In the previous lesson, we took a look at the Tableau Prep user interface and investigated a complete flow. In this lesson, we'll go back to our sales dataset and tidy up our data with a cleaning step.
As you may recall from Lesson Three, we've imported the sales data, and performed a few preliminary cleaning actions.
We'll start this lesson by clicking the Plus icon next to the Input step, and select Add Step.
To access our cleaning options, we'll click the arrow at the top right of the address card. We now have a range of options. We'll start by hovering over Clean, which provides a few basic text cleaning options. One of the issues that we identified with the address field is that it has some unnecessary spaces.
We'll remove this redundant information by selecting Trim Spaces.
This removes spaces from the beginning and end of our text, as well as excess spaces between words.
Next, we'll go back to Cleaning Options, and select Remove Punctuation to demonstrate further cleaning functionality.
In this case, we can see it has removed the commas.
We'll now remove numbers.
I prefer uppercase addresses over lowercase, so let's change the text to all uppercase.
We now have manipulated address data that isn't particularly useful, as numbers and punctuation are obviously essential information. Fortunately, Tableau Prep uses the Changes pane to track any changes we've made in the current cleaning step.
Here we can see the four changes we've made so far.
We can click any one of these to revert the Profile pane back to that point in time.
For example, when we click Trim Spaces, the address card changes back to lowercase and the punctuation and numbers return.
A major advantage of using the Changes pane over Undo is that you can remove progress without affecting changes which occurred afterward.
Let's delete Remove Numbers and Remove Punctuation.
Notice that we were able to remove those two changes without affecting the Make Uppercase step which occurred afterward.
It's important to keep in mind that removing dependent steps can break your flow.

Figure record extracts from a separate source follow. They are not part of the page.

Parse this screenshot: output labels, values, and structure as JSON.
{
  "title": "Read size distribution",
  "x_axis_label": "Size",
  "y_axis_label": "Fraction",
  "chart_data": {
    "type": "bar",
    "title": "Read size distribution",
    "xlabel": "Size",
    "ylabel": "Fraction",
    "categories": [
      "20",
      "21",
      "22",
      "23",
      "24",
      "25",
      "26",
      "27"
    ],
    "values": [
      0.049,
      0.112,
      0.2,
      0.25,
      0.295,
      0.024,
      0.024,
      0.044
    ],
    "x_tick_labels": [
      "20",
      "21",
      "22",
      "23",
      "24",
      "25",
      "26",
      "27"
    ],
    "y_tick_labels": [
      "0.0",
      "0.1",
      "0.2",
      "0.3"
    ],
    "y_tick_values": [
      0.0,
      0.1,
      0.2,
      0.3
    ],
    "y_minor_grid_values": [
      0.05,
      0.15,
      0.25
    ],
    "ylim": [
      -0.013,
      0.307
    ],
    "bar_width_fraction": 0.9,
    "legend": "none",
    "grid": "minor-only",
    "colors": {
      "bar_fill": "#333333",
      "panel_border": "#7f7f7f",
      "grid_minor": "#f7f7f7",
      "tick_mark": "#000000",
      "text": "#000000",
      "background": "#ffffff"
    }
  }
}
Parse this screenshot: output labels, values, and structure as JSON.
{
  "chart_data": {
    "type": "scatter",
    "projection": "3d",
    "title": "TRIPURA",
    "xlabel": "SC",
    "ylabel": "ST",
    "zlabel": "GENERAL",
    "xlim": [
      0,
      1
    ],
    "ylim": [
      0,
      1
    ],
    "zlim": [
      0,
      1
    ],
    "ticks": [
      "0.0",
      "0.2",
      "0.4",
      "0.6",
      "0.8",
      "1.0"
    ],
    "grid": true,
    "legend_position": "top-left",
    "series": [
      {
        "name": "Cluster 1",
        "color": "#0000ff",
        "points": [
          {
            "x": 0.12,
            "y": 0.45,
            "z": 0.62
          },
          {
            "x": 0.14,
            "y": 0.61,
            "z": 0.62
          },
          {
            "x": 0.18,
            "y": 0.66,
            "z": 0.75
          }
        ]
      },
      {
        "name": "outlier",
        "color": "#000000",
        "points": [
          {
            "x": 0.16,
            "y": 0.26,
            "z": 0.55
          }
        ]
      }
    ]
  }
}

Fo example, if the Make Uppercase step was dependent on either of the two steps we removed, then it would have broken our flow.
Note that changes in the cleaning step are also summarized in the Flow pane. The icon representing the cleaning step will feature small annotations to represent changes covered in that step.
At present, we can see an icon representing a data cleaning operation.
When we hover above it, we're given a quick summary of the two cleaning actions we took.
To recap, we performed basic data cleaning steps by removing unnecessary characters, capitalizing all address text, and then reviewing changes.
In the next lesson, we'll move on to restructuring our data with more advanced data cleaning tools.